Síntesis y sintetizadores
Publicado el 16/04/2026
En el panorama de la síntesis contemporánea, cada vez más orientado hacia los flujos de trabajo digitales, los presets infinitos y el control total, el TERRA de Soma Laboratory se presenta como una declaración de intenciones casi a contracorriente.
No es un instrumento diseñado para quienes buscan precisión quirúrgica o recuerdo perfecto. TERRA es algo diferente: es un intento concreto de reparar la relación entre el gesto humano y el sonido, entre la tecnología y la sensibilidad.
Y ya queda claro que no estamos hablando de un sintetizador en el sentido tradicional del término.
En el corazón de TERRA hay un concepto tan ambicioso como poco común: eliminar la distancia entre la intención musical y el resultado sónico.
Cualquiera que tenga experiencia con sintetizadores complejos lo sabe bien: a menudo pasas más tiempo programando que tocando. Parámetros, menús, submenús, modulaciones... todo extremadamente potente, pero también dispersivo.
TERRA invierte por completo este enfoque.

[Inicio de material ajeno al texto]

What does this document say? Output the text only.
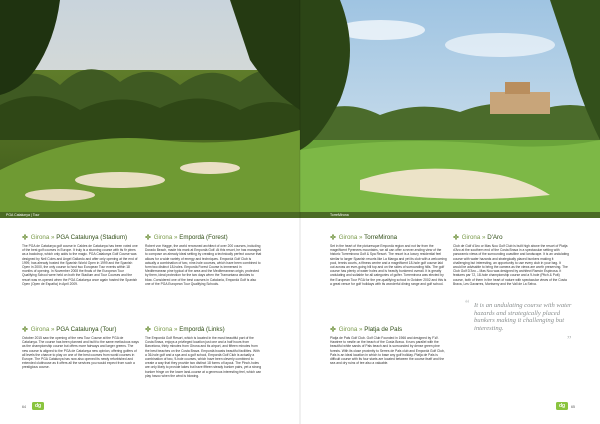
PGA Catalunya | Tour	TorreMirona
Girona » PGA Catalunya (Stadium)	Girona » Empordà (Forest)
The PGA de Catalunya golf course in Caldes de Catalunya has been voted one of the best golf courses in Europe. It truly is a stunning course with its fir pines as a backdrop, which only adds to the magic. PGA Catalunya Golf Course was designed by Neil Coles and Angel Gallardo and after only opening at the end of 1999, has already hosted the Spanish World Open in 1999 and the Spanish Open in 2000, the only course to host two European Tour events within 18 months of opening. In November 2008 the finals of the European Tour Qualifying School were held on both the Stadium and Tour Courses and the resort was re-opened when the PGA Catalunya once again hosted the Spanish Open (Open de España) in April 2009.
Robert von Hagge, the world renowned architect of over 200 courses, including Dorado Beach, made his mark at Empordà Golf. At this resort, he has managed to compose an already ideal setting by creating a technically perfect course that allows for a wide variety of energy and techniques. Empordà Golf Club is actually a combination of two, nine-hole courses, which have been combined to form two distinct 18-holes. Empordà Forest Course is immersed in Mediterranean pine typical of the area and the Mediterranean origin, protected by them, ideal protection for the two days when the Tramuntana decides to blow. Considered one of the best courses in Catalonia, Empordà Golf is also one of the PGA European Tour Qualifying Schools.
Girona » PGA Catalunya (Tour)	Girona » Empordà (Links)
October 2015 saw the opening of the new Tour Course at the PGA de Catalunya. The course has been planned and built to the same meticulous ways as the championship course but offers more fairways and larger greens. The new course is aligned to the PGA de Catalunya new opinion, offering golfers of all levels the chance to play on one of the best courses from world courses in Europe. The PGA Catalunya has now also opened its newly refurbished and extended clubhouse as it offers all the services you would expect from such a prestigious course.
The Empordà Golf Resort, which is located in the most beautiful part of the Costa Brava, enjoys a privileged location just one and a half hours from Barcelona, thirty minutes from Girona and its airport, and fifteen minutes from the best beaches on the Costa Brava. Empordà boasts beautiful facilities. With a 36-hole golf and a spa and a golf school, Empordà Golf Club is actually a combination of two, 9-hole courses, which have been cleverly combined to create a way that they provide two distinct 18 forms of layout. The Pinch-holes are only likely to provide lakes but have fifteen steady bunker pairs, yet a strong bunker fringe on the lower land-course at a generous interesting feel, which can play havoc when the wind is blowing.
Girona » TorreMirona	Girona » D'Aro
Set in the heart of the picturesque Empordà region and not far from the magnificent Pyrenees mountains, we all can offer a never-ending view of the historic Torremirona Golf & Spa Resort. The resort is a luxury residential feel similar to larger Spanish resorts like La Manga and yet its club with a welcoming pool, tennis courts, a fitness centre and a magnificent 18-hole golf course laid out across an ever-going hill top and on the sides of surrounding hills. The golf course has plenty of water holes and is heavily bunkered overall. It is greatly undulating and suitable for all categories of golfer. Torremirona was elected by the European Tour PGA for the pre-qualifying school in October 2002 and this is a great venue for golf holidays with its wonderful dining range and golf school.
Club de Golf d'Aro or Mas Nou Golf Club is built high above the resort of Platja d'Aro at the southern end of the Costa Brava in a spectacular setting with panoramic views of the surrounding coastline and landscape. It is an undulating course with water hazards and strategically placed bunkers making it challenging but interesting, an opportunity to use every club in your bag. It would be advisable to bring the camera as the views are worth preserving. The Club Golf D'Aro – Mas Nou was designed by architect Ramón Espinosa. It features par 72, 18-hole championship course and a 9-hole (Pitch & Putt) course, both of them in the heart of nature with spectacular views of the Costa Brava, Les Gavarres, Montseny and the Vall de La Selva.
Girona » Platja de Pals
Platja de Pals Golf Club. Golf Club Founded in 1966 and designed by F.W. Hawtree to nestle on the beach of the Costa Brava. It runs parallel with the beautiful white sands of Pals beach and is surrounded by dense green pine forests. With its close proximity to Serres de Pals club and Empordà Golf Club, Pals is an ideal location in which to base any golf holiday. Platja de Pals is difficult course with its four starts are located between the course itself and the sea and dry ruins of tee also a valuable.
“ It is an undulating course with water hazards and strategically placed bunkers making it challenging but interesting.
”
64	dg	dg	65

No te pide que construyas un sonido paso a paso. Te coloca directamente en la posición de darle forma en tiempo real, con tus manos, tu cuerpo, tu movimiento.
Es un instrumento que no se "programa": se explora.
El primer impacto con TERRA es casi desestabilizador. No hay teclado, no hay teclas, no hay referencias familiares.
En su lugar hay una serie de sensores metálicos, dispuestos ergonómicamente, diseñados para adaptarse a la mano humana y no a la lógica visual.
Y aquí es donde ocurre algo interesante: al cabo de unos minutos dejas de "buscar notas" y empiezas a sentir el instrumento.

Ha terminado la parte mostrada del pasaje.